We have been working hard on this issue for the past several weeks, and while our work is preliminary, we have sketched the outlines of a long-term plan for Afghanistan's economy recovery. We will be proceeding in three overlapping phases: first, providing humanitarian assistance, under the auspices of the United Nations; second, assisting with economic recovery, in which we will aim to restore essential health and education services, undertake emergency infrastructure repairs, and improve food security; and third, laying the foundation for sustained economic development, including developing strong government institutions, investing in health and education programs, and developing a robust and productive private sector, open to global trade and investment where all Afghans -- men and women -- have new economic opportunities.
Last week, we brought together representatives of over 20 countries to initiate a process for the international community to work together to assist with Afghanistan's reconstruction. We need to ensure that this support is long in its duration, substantial in its size, and effective in its ability to raise economic growth and living standards of the Afghan people. The international community's engagement in Afghanistan offers us the opportunity to apply the lessons we have learned from past successes and failures of development assistance efforts. And we intend to rise to this challenge.
As President Bush has emphasized the war on terrorism is a long war.
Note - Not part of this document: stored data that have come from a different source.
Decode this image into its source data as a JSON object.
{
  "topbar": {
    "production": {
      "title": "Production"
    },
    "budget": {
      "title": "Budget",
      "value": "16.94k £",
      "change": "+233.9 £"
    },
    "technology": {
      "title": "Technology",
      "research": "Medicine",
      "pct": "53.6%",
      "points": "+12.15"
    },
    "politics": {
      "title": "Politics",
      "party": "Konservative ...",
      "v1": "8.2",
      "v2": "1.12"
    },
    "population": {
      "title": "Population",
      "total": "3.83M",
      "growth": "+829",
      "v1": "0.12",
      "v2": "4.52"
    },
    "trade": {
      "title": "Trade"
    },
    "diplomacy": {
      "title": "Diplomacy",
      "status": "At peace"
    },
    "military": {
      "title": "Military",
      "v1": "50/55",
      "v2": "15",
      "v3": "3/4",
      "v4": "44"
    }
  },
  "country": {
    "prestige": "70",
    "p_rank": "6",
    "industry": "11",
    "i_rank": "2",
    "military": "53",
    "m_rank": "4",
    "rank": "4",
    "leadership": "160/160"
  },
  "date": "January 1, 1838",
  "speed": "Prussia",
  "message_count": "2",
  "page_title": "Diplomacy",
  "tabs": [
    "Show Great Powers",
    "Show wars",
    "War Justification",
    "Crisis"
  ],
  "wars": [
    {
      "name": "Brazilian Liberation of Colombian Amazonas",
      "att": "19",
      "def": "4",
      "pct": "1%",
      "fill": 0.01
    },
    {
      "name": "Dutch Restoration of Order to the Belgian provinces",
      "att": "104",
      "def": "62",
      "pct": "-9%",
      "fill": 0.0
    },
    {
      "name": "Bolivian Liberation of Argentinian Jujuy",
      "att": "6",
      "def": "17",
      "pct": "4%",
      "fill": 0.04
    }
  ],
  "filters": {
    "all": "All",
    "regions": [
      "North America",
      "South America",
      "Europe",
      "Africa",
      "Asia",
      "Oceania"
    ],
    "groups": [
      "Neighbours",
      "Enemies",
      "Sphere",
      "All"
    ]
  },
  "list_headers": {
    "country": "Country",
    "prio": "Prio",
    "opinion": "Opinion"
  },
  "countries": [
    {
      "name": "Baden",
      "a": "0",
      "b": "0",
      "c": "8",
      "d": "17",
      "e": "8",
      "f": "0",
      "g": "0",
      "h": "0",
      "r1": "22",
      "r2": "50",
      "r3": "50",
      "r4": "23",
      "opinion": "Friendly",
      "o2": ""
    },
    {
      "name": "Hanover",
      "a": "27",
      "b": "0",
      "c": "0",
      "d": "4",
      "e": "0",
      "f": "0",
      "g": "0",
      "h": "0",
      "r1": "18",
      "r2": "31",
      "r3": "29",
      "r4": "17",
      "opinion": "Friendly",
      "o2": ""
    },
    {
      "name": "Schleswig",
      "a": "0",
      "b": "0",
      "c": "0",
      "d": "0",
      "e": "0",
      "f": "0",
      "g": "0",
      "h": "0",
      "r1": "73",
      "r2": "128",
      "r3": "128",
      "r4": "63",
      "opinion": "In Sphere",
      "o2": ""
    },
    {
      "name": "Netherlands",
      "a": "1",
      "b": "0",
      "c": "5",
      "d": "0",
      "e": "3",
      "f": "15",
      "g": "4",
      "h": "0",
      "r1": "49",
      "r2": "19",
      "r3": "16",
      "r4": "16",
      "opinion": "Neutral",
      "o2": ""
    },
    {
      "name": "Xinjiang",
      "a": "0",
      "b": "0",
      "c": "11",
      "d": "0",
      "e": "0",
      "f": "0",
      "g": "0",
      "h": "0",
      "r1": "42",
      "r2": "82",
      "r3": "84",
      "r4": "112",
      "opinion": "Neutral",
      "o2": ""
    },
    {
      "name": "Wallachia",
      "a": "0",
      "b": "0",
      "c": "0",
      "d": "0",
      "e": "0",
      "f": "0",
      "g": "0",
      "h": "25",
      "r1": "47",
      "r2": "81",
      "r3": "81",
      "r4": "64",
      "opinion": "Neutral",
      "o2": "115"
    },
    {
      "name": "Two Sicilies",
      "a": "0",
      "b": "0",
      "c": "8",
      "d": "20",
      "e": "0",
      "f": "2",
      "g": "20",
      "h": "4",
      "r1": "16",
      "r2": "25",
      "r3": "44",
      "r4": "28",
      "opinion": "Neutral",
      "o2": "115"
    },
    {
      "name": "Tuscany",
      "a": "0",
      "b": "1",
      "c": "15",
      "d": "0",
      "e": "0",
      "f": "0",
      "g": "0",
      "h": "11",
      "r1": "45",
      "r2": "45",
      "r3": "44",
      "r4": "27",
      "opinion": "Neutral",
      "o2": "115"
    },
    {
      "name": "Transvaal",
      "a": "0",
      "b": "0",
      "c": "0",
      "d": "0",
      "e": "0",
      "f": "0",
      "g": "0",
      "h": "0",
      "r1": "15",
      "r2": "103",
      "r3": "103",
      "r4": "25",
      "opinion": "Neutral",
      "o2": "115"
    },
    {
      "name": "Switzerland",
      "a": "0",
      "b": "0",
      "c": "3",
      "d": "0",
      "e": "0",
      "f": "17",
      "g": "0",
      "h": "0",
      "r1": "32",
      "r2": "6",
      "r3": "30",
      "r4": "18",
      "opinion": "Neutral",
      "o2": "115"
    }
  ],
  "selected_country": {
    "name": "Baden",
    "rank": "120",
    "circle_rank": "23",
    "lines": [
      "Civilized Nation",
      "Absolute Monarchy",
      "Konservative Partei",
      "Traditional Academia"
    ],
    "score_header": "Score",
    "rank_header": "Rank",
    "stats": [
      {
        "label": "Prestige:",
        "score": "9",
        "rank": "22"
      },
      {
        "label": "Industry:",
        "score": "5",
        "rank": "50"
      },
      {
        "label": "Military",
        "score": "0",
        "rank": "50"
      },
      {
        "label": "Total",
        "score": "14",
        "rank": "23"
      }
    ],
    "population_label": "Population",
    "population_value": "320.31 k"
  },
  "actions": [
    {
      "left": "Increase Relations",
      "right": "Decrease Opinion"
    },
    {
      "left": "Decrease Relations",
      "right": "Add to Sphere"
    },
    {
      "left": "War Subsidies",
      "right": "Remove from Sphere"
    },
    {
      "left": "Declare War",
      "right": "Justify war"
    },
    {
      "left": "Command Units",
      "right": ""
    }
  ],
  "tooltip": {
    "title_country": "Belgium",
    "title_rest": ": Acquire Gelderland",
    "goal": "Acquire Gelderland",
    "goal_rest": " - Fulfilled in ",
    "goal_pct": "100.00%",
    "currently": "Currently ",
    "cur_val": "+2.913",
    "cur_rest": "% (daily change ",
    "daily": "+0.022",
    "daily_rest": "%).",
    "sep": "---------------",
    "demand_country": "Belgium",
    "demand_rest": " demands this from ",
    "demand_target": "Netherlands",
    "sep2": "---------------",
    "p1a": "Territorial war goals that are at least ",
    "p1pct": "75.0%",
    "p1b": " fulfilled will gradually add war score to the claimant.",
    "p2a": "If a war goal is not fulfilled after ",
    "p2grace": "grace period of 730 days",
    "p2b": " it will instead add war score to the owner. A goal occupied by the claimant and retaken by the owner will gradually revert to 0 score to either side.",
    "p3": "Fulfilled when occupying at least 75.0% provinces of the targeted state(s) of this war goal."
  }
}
The resources to fight this war will require a strong global economy for many years into the future. I have tried tonight to give an overview of international economic policy of the Bush Administration and how it strengthens the global economy.
Of course, I could not mention everything. New tax treaties, steel capacity negotiations, global climate change are some of the agenda items I did not discuss. But the eight items that I did discuss capture the wide scope of the agenda and how it will achieve the goals of economic growth and economic stability as well as serve important foreign policy objectives, including those that have arisen since September 11.